Thrush Holmes’ practice navigates the so-called meta-narratives of artistic practice: grandiose concepts of biography, introspection, and materiality, all whittled down with his own distinctly ironic, colorful perspective. His method is to re-examine while elevating – and simultaneously poking-fun – at the conventions of the ‘Still Life’. Through his handling, and a tongue-in-cheek application of fluorescent neon lightbulbs, Holmes raises these objects to a fetishistic status; his signature marked prominently in arbitrary swirls of neon. These are markings of man’s territory, it seems, as he metaphorically pisses over the conventions of floral painting with gusto and flair. Bursting with energy, the paintings themselves triumph the physical properties of their materiality: paint drips and splatters become definitive marks on the canvas. For the viewer, such confident mark-making and material combinations suggest an artist at the beginning of a strong career. His work suggests a hybrid-form indebted to older traditions but somehow liberated by new contemporary modes. Holmes’ work can be found in permanent collections such as the Elton John Aids Foundation, Sony, Dreamworks and Def Jam Records.

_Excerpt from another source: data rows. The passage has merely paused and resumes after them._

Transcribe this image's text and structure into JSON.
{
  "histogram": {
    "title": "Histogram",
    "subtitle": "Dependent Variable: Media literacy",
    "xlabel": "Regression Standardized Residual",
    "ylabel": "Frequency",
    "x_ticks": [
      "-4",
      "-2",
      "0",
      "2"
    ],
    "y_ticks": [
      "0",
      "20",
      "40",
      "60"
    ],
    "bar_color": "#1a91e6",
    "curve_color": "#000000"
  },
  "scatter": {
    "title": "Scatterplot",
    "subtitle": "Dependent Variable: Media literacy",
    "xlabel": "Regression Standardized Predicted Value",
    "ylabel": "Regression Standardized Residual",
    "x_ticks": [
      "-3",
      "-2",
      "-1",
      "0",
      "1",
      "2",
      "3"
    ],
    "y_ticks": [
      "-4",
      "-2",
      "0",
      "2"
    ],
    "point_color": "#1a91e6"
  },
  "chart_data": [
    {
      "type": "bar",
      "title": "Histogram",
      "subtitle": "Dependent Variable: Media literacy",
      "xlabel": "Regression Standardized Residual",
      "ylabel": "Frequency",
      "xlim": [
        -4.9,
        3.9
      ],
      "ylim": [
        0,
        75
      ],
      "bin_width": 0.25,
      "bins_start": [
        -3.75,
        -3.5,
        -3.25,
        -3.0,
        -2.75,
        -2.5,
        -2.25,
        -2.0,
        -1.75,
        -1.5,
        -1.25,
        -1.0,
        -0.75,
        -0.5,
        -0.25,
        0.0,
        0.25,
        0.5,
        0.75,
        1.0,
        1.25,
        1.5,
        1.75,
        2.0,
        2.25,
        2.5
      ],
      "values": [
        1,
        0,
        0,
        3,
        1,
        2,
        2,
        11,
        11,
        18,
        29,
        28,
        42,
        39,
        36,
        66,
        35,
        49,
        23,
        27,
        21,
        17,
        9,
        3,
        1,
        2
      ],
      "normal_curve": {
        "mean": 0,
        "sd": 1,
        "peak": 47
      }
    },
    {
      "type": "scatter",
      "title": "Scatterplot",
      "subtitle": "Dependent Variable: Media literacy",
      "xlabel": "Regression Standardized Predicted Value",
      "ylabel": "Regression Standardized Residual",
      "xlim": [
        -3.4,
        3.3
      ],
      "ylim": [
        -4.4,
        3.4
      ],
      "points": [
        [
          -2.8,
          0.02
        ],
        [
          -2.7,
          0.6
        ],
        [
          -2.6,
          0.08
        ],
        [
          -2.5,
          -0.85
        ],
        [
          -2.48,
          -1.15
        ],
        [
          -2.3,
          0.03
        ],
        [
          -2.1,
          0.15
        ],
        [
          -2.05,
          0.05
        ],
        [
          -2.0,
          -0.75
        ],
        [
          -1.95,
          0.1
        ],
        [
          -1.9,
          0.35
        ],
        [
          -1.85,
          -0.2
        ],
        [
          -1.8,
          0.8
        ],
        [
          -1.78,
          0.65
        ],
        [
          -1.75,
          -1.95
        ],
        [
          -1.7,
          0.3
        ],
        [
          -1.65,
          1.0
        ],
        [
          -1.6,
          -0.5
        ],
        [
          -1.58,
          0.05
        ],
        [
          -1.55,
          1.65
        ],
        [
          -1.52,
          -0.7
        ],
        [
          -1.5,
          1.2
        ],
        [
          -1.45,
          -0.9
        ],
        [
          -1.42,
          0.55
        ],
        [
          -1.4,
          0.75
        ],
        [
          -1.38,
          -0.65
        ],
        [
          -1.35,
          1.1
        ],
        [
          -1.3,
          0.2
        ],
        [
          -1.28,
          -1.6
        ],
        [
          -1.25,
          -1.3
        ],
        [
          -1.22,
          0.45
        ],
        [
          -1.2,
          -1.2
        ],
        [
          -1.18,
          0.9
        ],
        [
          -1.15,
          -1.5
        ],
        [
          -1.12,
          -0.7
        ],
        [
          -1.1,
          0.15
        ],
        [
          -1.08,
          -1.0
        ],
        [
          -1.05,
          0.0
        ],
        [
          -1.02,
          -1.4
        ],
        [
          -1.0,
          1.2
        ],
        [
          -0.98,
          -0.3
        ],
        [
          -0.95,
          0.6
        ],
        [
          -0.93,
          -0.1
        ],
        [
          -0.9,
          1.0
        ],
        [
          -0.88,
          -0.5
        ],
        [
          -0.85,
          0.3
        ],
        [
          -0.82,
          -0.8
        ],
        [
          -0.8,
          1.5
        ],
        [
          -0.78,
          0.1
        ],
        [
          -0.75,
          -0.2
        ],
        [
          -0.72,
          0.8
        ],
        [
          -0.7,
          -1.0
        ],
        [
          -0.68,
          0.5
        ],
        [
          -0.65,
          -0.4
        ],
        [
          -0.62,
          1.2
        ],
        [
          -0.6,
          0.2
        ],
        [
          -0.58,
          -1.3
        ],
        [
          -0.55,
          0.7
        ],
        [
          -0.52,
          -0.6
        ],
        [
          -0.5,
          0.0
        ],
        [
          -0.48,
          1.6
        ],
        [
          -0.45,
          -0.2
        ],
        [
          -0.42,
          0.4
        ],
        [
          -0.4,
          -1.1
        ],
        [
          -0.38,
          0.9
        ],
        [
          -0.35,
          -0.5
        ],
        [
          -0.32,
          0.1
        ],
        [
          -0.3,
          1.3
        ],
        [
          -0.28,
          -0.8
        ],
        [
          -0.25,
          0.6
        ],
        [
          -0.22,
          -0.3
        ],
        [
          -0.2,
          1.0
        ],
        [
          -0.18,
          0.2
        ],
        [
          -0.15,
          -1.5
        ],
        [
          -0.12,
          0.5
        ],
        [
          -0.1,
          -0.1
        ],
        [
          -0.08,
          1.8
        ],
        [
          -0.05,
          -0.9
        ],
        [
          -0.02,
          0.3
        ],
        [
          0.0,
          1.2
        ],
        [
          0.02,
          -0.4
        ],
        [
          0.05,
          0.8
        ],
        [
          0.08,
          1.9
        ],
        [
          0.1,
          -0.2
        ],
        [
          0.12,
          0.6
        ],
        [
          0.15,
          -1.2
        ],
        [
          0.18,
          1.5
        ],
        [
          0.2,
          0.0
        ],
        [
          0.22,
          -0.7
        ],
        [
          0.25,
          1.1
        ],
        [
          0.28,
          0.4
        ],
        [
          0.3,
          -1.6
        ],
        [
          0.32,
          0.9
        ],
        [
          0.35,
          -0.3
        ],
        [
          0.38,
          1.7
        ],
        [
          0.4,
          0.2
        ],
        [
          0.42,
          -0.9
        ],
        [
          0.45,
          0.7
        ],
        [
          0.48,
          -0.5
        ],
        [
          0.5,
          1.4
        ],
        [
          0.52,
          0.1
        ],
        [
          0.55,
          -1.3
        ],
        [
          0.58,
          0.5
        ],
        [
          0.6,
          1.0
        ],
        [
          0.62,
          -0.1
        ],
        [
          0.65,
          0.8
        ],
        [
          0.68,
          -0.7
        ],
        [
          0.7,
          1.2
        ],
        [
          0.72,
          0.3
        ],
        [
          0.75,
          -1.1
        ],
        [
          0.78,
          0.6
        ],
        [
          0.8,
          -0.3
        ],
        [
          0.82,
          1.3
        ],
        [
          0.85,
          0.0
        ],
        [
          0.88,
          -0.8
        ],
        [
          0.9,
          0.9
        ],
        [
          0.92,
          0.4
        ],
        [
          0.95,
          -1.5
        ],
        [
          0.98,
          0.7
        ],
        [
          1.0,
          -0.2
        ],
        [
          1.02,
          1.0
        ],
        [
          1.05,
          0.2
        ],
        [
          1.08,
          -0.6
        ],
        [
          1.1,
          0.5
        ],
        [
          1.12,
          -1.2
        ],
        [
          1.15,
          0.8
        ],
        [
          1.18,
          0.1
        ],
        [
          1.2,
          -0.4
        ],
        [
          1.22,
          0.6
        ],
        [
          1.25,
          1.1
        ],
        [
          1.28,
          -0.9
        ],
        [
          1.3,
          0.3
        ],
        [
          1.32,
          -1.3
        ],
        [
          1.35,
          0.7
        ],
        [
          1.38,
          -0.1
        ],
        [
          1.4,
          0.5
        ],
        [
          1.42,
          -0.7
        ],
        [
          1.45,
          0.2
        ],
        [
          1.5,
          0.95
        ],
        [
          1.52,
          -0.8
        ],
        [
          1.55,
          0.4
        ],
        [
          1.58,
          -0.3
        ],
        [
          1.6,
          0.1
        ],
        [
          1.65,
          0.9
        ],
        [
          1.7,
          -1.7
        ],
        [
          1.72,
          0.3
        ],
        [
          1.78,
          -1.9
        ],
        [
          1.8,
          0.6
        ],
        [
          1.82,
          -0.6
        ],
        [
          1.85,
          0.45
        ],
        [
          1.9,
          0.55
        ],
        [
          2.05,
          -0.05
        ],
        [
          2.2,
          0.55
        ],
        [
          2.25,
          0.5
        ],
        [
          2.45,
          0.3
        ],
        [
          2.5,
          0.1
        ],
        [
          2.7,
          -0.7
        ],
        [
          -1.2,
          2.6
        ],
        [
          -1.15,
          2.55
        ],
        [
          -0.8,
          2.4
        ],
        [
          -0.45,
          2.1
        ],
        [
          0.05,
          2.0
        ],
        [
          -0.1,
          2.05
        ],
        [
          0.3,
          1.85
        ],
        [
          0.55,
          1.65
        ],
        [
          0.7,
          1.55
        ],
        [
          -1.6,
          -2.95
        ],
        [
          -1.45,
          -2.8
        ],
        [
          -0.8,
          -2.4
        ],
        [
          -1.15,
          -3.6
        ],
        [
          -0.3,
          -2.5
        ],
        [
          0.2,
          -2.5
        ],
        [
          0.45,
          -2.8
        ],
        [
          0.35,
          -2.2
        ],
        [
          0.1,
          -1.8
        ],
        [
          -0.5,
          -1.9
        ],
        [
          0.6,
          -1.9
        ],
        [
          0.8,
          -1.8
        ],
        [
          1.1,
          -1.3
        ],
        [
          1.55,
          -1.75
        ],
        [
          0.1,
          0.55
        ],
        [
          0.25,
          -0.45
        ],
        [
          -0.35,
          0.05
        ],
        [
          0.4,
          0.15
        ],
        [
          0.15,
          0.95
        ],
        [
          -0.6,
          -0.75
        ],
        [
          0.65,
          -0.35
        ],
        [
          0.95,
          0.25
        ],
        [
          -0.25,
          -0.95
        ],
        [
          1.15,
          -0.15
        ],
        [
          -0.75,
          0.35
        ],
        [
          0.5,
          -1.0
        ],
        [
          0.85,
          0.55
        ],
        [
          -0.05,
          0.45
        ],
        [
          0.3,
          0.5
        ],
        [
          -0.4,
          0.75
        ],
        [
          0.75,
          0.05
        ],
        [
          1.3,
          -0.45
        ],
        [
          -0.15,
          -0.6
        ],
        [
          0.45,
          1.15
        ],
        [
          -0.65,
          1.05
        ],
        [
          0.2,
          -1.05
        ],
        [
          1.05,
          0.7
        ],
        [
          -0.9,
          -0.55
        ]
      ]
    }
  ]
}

Jonathan Lux’s practice is interested in the contradictory relationship between spontaneous processes and images that evoke nostalgia, fantasy, and narrative. As a viewer, his repertoire of imagery seems like rejected illustrations from some darkly humorous edition of Alice in Wonderland: teapots, Chesire smiles, dancing figures, and even smoking edamame beans populate the canvas. At once cleary defined, his technique also suggests a hard-worn, spontaneous re-approaching of the canvas. We see a palimpsest-like approach, there the artist’s decisions are evidenced through layers of opaque paint thereafter covered by transparent shapes. Often beginning as a reorganisation of (memories of) his environment, Lux’s subject matter is constantly ripe for re-evaluation. His mark is purposeful, traceable, like a record of time and place in history. As a result, the paintings reference popular culture, nostalgia and play, just as much as they reference his own process in creating them. As viewers, we are privy to his problem-solving. By combining real and fictional elements, subduing the edginess of the real to the influence of his personal prerogatives the paintings inhabit an uneasy territory somewhere between pleasure and mischief, the uncanny and the altogether bizarre. Beers is thrilled to present the artist’s first two-man exhibition after a highly successful solo exhibition with the legendary Marlborough Fine Arts in September 2015.